This questions comes up often in audio forums and comments. People wonder whether so called soundproofing curtains are worth the investment and can actually provide a substantial sound barrier for cars, noise neighbors, or other loud disturbances.
The short answer is YES curtains do provide a substantial barrier for sound, but there are some sure signs that indicate if they will be successful.
A soundproofing curtain is one that adds a significant amount of sound blocking between partitions.
There are many curtains or window treatments that are marketed as sound blocking or sound proofing, but have little impact on noise! A low weight low density curtain will have little to zero soundproofing. True soundproofing curtains are dense, heavy, and often have an extra middle layer for the purpose of blocking sound. These middle layers can be made with vinyl or cloth materials. Curtains layered in other curtain material tend to be less effective. Luckily, curtains can be tested to scientifically give an accurate measure of there sound transmission.

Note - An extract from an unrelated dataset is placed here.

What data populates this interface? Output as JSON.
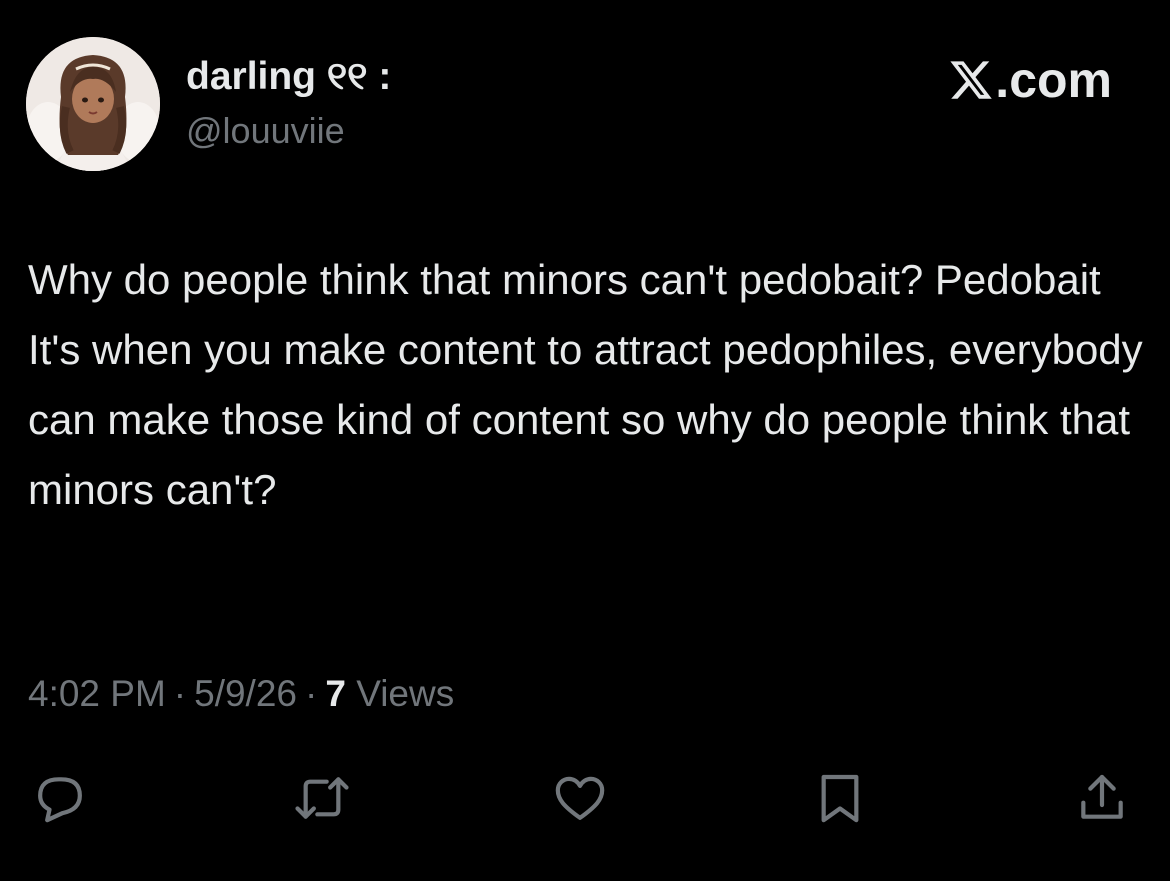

The Science of Sound Blocking
Customers seeking soundproofing curtains should look for a curtain with a high STC rating. An STC rating guarantees that the curtains claims have been substantiated in a lab.
Sound Transmission Class (STC) is a number rating of how well a building partition attenuates airborne sound. In the US, it is widely used to rate interior partitions, ceilings/floors, doors, windows and exterior wall configurations. Partitions are tested at a range of frequencies to determine transmission loss. These transmission losses at different frequency are then standardized into an STC rating.
Curtains like other partitions can be tested under certified laboratory conditions to attain an STC rating. The STC rating roughly correlates to the number of dB that a material could be considered to block. A 10 dB noise reduction is perceived as a halving of the noise. An STC rating loses effectiveness at low frequencies. A material may be highly effective at blocking voices but be poor at blocking low-frequency train rumblings.
For a reference point interior walls composed of drywall, studs, and insulation have an STC rating of 33. The best curtains have STC ratings of around 20 to 30. For every increase of 10 in the STC rating, the sound passing through the unit is halved; the higher the STC, the better the unit is at blocking sound.
Just like anything there is a lot of variation between products. There are many products that are marketed as sound blocking or soundproof that don’t have any data to back up their claims. The final thing to keep in mind is that blocking sound isn’t always the solution. Sometimes the better solution is to absorb sound.
Sound Absorption vs Sound Blocking
Curtains can also be used as sound absorbers. A sound blocker helps block sound going across a partition. A sound absorber works to reduce echo or reverb in a space. They improve the acoustics or reverb of a room. Soundproofing material tends to be heavy and dense whereas sound absorbing material tends to be porous and light low density material. See our article Soundproofing vs Sound Absorption for more details.
In summary look for a product that looks like it is heavy and dense and that has an STC rating to validate their claim isn’t just marketing. If the product doesn’t have an STC rating it is probably not worth spending a lot of money on. Work with the company to make sure the curtain fits your noise problem.